Il colloquio dell’EFSA dell’11-12 ottobre, svoltosi a Parma, ha riunito circa 100 esperti e parti interessate degli Stati membri, accademie, organizzazioni di consumatori e sanitarie, produttori e distributori di alimenti, che si sono occupati di argomenti quali se sia più opportuno individuare un profilo per tutti gli alimenti oppure dei profili diversi per varie categorie di alimenti, la scelta e l’equilibrio dei nutrienti da prendere in considerazione nel sistema di determinazione dei profili nonché la fattibilità e il collaudo di ciascun sistema proposto.
Nelle discussioni è stata evidenziata la necessità della semplicità e della flessibilità del sistema definitivo nonché della sua capacità di incoraggiare i produttori alimentari a migliorare il valore nutritivo degli alimenti. Uno degli approcci presi in considerazione era un sistema “globale” (un singolo profilo nutrizionale per tutti gli alimenti) con un numero limitato di deroghe o eccezioni per taluni alimenti o categorie di alimenti. L’EFSA sta riesaminando la base scientifica al fine di definire un gruppo limitato di categorie alimentari per le quali i gestori del rischio potrebbero applicare tali eccezioni, in base al loro contenuto nutrizionale e al loro contributo dietetico.
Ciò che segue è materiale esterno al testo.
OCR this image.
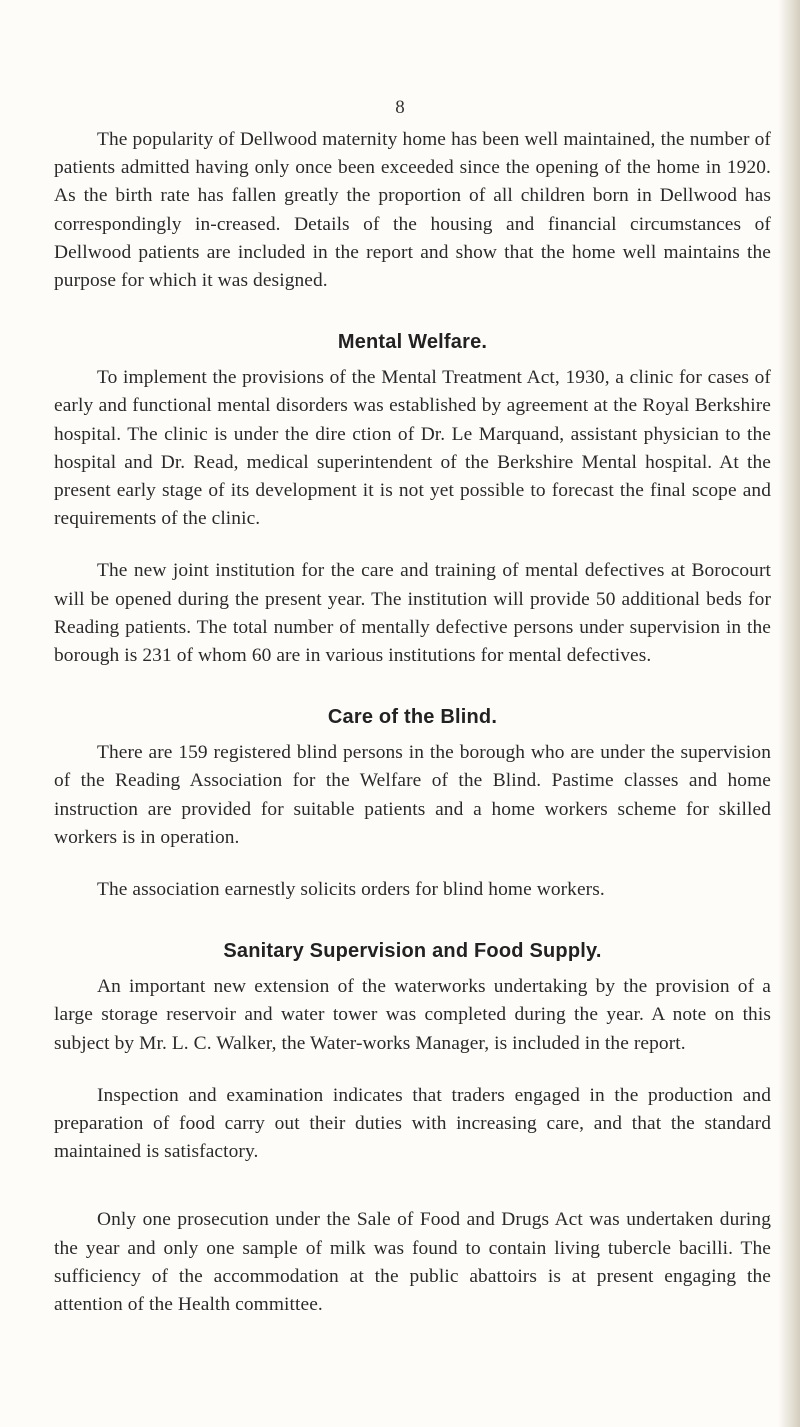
8

The popularity of Dellwood maternity home has been well maintained, the number of patients admitted having only once been exceeded since the opening of the home in 1920. As the birth rate has fallen greatly the proportion of all children born in Dellwood has correspondingly in-creased. Details of the housing and financial circumstances of Dellwood patients are included in the report and show that the home well maintains the purpose for which it was designed.

Mental Welfare.

To implement the provisions of the Mental Treatment Act, 1930, a clinic for cases of early and functional mental disorders was established by agreement at the Royal Berkshire hospital. The clinic is under the dire ction of Dr. Le Marquand, assistant physician to the hospital and Dr. Read, medical superintendent of the Berkshire Mental hospital. At the present early stage of its development it is not yet possible to forecast the final scope and requirements of the clinic.

The new joint institution for the care and training of mental defectives at Borocourt will be opened during the present year. The institution will provide 50 additional beds for Reading patients. The total number of mentally defective persons under supervision in the borough is 231 of whom 60 are in various institutions for mental defectives.

Care of the Blind.

There are 159 registered blind persons in the borough who are under the supervision of the Reading Association for the Welfare of the Blind. Pastime classes and home instruction are provided for suitable patients and a home workers scheme for skilled workers is in operation.

The association earnestly solicits orders for blind home workers.

Sanitary Supervision and Food Supply.

An important new extension of the waterworks undertaking by the provision of a large storage reservoir and water tower was completed during the year. A note on this subject by Mr. L. C. Walker, the Water-works Manager, is included in the report.

Inspection and examination indicates that traders engaged in the production and preparation of food carry out their duties with increasing care, and that the standard maintained is satisfactory.

Only one prosecution under the Sale of Food and Drugs Act was undertaken during the year and only one sample of milk was found to contain living tubercle bacilli. The sufficiency of the accommodation at the public abattoirs is at present engaging the attention of the Health committee.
L’EFSA sta altresì lavorando in stretto contatto con la Commissione europea e gli Stati membri sul collaudo di diversi modelli di profilo, fornendo sostegno tecnico per contribuire ad anticipare i loro effetti su tutta una gamma di alimenti presenti sul mercato. A tale scopo, l’EFSA sta attualmente raccogliendo dei dati relativi alla composizione alimentare da fonti nazionali e commerciali per sviluppare una banca dati su scala europea dei contenuti nutrizionali degli alimenti. Non appena i gestori del rischio avranno concordato per un modello, l’EFSA determinerà quale alimento classificherebbe valido o non valido per recare indicazioni sulla salute e/o nutrizionali.
Il gruppo di esperti scientifici NDA dell’EFSA si promette di fornire alla Commissione un parere scientifico sui profili nutrizionali entro il gennaio 2008, come richiesto. Tutti gli argomenti sollevati nel corso del colloquio saranno presi in considerazione da parte del gruppo di esperti scientifici prima dell’adozione del parere definitivo.